We lost our house in November. The insulation was that of a cardboard box with holes poked through and the window panes were welcome mats for intruding bugs and insects. Hot running water had been as extinct from the pipes as a dishwasher in the kitchen. Structurally speaking, we didn’t lose much. But the bills were paid and a bedroom existed for each of us three, a circumstance unheard-of for a Chapin household. My poppies bloomed in the front yard and our friends knew where to find us.
Eventually, even my dad’s new and glamorous management position at the International House of Pancakes wasn’t enough to pay our neighbor’s utilities on top of our own, or a lawyer to remove the unlawful eviction from our rental history. The landlord was a dentist, and he took our sense of stability through gritted teeth.
Couch hopping and car living has taught me a few things.

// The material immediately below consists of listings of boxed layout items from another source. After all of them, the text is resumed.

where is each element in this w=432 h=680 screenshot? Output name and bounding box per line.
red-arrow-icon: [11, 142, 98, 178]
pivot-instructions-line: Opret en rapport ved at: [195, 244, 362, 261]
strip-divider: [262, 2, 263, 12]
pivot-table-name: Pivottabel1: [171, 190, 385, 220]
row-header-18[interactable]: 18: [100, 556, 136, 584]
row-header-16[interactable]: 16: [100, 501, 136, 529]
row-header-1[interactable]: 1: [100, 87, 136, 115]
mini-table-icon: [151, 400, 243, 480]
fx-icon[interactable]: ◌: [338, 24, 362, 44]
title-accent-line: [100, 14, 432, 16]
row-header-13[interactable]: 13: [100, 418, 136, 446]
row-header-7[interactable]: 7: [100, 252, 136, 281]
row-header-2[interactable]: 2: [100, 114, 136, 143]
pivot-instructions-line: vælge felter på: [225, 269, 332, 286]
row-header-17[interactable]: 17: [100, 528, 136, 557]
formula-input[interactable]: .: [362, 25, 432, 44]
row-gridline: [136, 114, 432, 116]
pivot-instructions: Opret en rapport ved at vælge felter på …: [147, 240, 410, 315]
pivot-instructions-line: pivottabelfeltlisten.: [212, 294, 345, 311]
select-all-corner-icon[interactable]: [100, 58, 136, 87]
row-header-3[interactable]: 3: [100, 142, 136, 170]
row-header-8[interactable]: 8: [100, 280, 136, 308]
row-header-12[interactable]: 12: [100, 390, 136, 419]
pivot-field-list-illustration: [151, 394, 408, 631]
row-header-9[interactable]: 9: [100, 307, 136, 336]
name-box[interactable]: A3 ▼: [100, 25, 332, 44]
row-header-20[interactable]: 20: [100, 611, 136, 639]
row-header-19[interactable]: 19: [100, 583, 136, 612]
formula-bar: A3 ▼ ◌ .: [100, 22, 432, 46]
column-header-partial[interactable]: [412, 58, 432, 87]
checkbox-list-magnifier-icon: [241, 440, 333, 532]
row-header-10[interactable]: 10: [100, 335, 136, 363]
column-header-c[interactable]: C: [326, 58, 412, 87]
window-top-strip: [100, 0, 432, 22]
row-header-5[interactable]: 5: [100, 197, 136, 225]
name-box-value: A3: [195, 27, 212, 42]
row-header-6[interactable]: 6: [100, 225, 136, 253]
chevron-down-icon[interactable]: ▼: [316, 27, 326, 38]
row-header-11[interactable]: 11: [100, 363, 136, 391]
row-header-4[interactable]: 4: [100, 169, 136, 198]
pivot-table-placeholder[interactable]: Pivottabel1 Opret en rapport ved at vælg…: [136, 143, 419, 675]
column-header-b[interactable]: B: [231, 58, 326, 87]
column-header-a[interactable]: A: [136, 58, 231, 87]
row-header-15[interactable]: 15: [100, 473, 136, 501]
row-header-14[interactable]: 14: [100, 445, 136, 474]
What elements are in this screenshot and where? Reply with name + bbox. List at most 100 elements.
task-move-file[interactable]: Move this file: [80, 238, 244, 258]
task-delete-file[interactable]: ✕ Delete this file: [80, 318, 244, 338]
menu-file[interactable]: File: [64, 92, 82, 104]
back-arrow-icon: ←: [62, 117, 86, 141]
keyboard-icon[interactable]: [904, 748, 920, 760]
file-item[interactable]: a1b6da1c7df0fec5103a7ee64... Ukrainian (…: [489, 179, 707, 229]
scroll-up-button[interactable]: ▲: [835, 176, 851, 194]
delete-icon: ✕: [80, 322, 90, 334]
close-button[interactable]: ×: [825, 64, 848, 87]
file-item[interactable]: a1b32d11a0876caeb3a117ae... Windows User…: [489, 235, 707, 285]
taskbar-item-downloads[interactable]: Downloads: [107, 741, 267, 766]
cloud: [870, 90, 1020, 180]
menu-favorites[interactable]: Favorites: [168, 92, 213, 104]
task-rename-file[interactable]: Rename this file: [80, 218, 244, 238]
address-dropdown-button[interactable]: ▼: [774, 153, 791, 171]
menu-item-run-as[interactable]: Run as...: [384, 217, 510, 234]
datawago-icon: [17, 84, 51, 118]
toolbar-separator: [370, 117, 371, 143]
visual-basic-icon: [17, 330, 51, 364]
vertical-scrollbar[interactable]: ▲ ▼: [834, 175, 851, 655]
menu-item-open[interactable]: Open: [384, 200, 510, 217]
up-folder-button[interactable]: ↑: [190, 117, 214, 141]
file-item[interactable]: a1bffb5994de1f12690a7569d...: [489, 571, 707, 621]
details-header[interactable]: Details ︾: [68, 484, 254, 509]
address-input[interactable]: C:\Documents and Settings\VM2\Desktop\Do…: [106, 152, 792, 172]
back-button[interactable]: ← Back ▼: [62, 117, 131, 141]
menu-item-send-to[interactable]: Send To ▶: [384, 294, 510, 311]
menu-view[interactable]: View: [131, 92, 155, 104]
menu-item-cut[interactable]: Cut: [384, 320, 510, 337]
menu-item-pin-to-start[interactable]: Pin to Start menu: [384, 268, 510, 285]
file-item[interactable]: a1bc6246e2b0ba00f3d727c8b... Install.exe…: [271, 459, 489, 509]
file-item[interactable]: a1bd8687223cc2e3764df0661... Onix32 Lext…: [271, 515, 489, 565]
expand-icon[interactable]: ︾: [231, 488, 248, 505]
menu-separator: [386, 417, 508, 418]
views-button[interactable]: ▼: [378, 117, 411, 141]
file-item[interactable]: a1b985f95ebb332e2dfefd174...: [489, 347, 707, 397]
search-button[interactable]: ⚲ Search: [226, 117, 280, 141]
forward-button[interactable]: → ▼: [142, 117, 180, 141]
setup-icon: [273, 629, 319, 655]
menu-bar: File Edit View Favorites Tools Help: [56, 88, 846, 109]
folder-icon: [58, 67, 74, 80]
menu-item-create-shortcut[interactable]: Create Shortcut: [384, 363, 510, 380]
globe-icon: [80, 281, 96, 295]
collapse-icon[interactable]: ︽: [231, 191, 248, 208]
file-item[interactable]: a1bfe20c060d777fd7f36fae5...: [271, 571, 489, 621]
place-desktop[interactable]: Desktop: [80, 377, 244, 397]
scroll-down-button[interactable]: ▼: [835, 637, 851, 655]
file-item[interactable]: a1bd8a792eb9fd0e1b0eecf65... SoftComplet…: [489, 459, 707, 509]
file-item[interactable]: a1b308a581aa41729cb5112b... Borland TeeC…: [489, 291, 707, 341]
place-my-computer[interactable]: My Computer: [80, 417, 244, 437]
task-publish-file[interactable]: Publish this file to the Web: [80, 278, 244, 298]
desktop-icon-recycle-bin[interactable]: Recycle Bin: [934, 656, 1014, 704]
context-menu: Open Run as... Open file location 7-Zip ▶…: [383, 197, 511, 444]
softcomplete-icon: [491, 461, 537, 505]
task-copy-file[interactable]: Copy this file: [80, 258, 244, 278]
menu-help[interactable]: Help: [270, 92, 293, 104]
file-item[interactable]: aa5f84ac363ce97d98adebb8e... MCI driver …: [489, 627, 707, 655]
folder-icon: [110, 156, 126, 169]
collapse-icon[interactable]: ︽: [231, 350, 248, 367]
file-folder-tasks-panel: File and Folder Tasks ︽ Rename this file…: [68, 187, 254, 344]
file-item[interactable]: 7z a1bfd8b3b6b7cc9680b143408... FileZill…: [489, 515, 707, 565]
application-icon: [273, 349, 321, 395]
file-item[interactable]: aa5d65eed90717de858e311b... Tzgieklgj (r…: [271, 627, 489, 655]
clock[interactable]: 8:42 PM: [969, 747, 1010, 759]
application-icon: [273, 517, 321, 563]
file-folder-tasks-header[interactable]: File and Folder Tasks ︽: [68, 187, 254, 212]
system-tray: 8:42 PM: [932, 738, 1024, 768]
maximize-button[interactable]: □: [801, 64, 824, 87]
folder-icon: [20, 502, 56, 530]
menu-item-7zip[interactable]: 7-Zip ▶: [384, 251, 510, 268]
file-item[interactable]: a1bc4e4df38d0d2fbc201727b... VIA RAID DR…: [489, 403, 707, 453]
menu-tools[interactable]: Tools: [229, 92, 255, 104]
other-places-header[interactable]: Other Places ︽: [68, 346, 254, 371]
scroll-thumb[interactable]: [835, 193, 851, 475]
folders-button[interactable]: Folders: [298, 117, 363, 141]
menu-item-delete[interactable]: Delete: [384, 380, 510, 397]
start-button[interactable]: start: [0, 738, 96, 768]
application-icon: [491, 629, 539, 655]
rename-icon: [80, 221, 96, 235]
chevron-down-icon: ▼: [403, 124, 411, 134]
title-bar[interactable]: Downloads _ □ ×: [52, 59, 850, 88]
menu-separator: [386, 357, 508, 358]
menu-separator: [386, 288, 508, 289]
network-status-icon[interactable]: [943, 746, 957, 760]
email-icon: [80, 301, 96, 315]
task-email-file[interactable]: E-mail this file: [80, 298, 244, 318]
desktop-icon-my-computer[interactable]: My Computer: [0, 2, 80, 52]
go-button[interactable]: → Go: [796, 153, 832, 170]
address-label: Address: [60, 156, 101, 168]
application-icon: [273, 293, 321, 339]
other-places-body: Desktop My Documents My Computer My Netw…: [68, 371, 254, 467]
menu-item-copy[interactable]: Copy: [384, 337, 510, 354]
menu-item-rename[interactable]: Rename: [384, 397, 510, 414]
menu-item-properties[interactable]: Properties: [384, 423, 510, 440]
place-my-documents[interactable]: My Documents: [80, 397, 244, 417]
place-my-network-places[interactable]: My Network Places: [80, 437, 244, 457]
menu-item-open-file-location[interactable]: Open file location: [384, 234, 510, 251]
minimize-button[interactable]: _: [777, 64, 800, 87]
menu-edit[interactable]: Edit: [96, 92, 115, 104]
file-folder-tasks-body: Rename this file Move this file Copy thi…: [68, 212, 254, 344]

You can’t buy warm meals with EBT. A coffee shop downtown will give me their bathroom key without making me buy something first. A bed has a flexible definition. While my dad sleeps somewhere in Olympia on a declined car seat headrest, I’m in my own parked car or a pile of blankets on the floor of various acquaintances’ homes trying to do the same. My sister’s name lights up my phone screen to assure me she’s safe at a friend’s house I’ve never heard of.
Before you know what makes a home, you have to live without one.
A house is a shower. A bowl of fruit on a kitchen counter. Dry clothes and warm towels. Pillows with cases and blankets without mold. A room temperature never below 60 degrees. Roof and walls; tangible and constant.
It’s April and my body and mind feels unrecognizable from it’s condition last fall. I can tell when desperation creeps out from my eyes, pity from others has become a survival mechanism I never wanted to reach for. It’s hard not feeling like a guest to the universe, roots untethered and cut shallow.
But twice a month, we meet at IHOP and gift each other the old sense of belonging we used to take for granted. Cheap pancakes stacked between the faces I want to keep familiar.
Conversation starts with our distance, nostalgia, and chronic body odor, but half an hour passes and we laugh louder than our table can contain and our food goes untouched to leave space for words in our mouths. I can see the color come back into each pair of our cheeks and eyes, and I remember.
A house is how you stay alive, but a home is where you know you are.